# Introduction

Over the past year Louisville’s local news seems like it has been increasingly dominated by crime news. Whether it was riots, teens running rampant or a record number of homicides, you got the impression that our little city was inching toward a future resembling a scene from Mad Max. Is it no longer safe to walk the streets? Do we need to barricade the doors and booby trap the lawn? Or is this crime increase overblown and not, in fact, the start of the apocalypse. This is the first in, hopefully, a series of posts that will dive into the data and investigate just how bad crime has gotten in our fair city.

Luckily, Louisville has a rich crime dataset that is open and ripe for analysis. Although records extend back to the 1920’s, the data is very sparse up until around 2004. For the purposes of this investigation, I will look at crime records spanning 2005-2016. Given the breadth of the available data, I will need to split the analysis into components in order to go into any detail. This first post will deal strictly with violent crime.

# Overview of Violent Crime

2016 was a year with a record number of homicides in Louisville. Seeing these reports every day was the genesis of this analysis, so it is only fitting to begin by exploring the most visceral of criminal offenses–violent crime. There are four offenses the FBI considers violent crime – murder and nonnegligent manslaughter, forcible rape, robbery and aggravated assault. As can be seen in the figure below, in the aggregate, a minor increase is apparent. The red trend line fit to the data has a slope of about 27 meaning (with this enormously oversimplified model) that we are seeing an increase of about 27 violent crime reports every year. However, as you can already see from the graph, the year-to-year variation is substantial making a simple trend line like this highly suspect.

If numbers are more your thing, you can see that violent crime is up about 12.8% from the 12 year mean, and is actually at an all-time high in 2016.

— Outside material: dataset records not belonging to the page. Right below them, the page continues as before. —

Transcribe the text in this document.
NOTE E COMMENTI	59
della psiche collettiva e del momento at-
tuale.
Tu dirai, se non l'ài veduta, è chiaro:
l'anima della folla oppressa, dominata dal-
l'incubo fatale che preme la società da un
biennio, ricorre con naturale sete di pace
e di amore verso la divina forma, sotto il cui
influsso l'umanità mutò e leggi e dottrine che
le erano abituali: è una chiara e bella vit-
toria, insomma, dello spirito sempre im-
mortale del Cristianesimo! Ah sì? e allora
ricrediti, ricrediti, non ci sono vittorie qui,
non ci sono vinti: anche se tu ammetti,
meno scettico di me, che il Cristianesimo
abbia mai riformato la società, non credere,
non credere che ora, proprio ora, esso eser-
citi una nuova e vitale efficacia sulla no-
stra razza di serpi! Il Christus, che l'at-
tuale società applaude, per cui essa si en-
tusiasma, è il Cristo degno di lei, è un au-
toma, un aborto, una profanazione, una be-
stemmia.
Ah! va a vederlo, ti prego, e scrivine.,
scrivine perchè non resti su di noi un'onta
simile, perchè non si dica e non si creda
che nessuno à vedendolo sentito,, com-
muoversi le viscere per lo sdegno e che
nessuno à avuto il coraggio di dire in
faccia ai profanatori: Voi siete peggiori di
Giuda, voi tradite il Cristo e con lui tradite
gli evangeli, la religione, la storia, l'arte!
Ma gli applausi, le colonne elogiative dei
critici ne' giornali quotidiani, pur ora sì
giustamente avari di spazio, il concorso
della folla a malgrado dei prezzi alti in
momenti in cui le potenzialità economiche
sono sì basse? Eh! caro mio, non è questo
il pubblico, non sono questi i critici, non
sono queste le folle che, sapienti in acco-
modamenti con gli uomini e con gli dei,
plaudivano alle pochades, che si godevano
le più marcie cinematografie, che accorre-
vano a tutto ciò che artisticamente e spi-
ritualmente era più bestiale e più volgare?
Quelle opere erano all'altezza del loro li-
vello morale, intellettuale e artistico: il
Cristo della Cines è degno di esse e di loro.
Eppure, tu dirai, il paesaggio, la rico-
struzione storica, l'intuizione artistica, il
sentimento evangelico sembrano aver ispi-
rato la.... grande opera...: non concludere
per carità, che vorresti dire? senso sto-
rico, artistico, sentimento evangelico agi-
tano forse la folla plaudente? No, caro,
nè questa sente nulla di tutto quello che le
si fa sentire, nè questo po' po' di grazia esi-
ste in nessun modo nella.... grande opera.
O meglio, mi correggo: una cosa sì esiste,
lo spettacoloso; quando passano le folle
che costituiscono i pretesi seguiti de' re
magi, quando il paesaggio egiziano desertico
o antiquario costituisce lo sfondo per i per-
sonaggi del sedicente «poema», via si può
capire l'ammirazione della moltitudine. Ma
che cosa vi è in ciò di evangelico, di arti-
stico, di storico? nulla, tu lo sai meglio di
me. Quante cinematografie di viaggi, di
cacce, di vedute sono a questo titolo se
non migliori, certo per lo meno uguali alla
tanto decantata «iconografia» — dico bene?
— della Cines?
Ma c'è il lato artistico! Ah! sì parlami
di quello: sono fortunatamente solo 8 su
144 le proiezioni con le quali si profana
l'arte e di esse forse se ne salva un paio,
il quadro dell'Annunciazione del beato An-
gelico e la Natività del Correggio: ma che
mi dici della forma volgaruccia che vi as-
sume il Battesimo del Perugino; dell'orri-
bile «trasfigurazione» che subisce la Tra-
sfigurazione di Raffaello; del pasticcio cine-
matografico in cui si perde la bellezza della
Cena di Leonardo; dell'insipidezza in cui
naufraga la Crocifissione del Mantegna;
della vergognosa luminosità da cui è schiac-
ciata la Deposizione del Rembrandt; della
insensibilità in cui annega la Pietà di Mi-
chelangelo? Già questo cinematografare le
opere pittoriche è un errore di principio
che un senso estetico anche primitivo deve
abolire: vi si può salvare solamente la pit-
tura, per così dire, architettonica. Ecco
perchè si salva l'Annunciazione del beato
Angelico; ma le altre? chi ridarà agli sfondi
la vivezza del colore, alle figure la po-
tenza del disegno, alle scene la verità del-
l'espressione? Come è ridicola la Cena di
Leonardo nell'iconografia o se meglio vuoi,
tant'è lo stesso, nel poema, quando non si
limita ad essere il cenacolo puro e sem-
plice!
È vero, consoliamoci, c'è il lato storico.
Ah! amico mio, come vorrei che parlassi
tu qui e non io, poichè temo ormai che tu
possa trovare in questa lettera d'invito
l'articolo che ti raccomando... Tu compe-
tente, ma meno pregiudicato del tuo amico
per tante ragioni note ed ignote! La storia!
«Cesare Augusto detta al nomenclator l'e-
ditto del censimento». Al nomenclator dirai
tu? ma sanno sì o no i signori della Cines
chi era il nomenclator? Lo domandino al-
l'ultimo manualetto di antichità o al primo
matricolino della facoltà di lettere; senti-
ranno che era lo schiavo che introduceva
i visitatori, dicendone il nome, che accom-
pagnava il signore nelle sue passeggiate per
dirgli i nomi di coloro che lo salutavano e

Change_from_2015 | Change_from_Max | Change_from_Mean |
---|---|---|

7.1% | 0% | 12.8% |

## Is the Increase in Violent Crime Significant

So it does seem like we are seeing an upward trend in violent crime. But looking at the graph, it sure doesn’t appear to be the end of the world scenario the news is predicting. Was 2016 even a significant increase from the general trend of the past decade? This is a more complicated question than it appears. Are we asking about 2016 compared to the running average from the previous 11 years(2005-2015)? Or are we asking whether 2016 counts are different from 2015(or different from 2005 for that matter)? Let’s look at both and see what they tell us.

First, let’s look at the breakdown of violent crime by day. Both the histogram and the density plot show the same information, just in different ways. What we can see on both is that right around 10 violent crimes per day is most common. What the density plot shows a little better is the slight right-skewed shape to the distribution. It is approximately normal(the dotted red line), but with that right-skew which indicates higher counts have more probability associated with them.

### Violent Crime Distributions Broken Down By Year

Looking at the same data, but broken into years, we can see that, while there is variation, it is not obvious whether there has been a shift in the distribution–which would indicate a change in violent crime.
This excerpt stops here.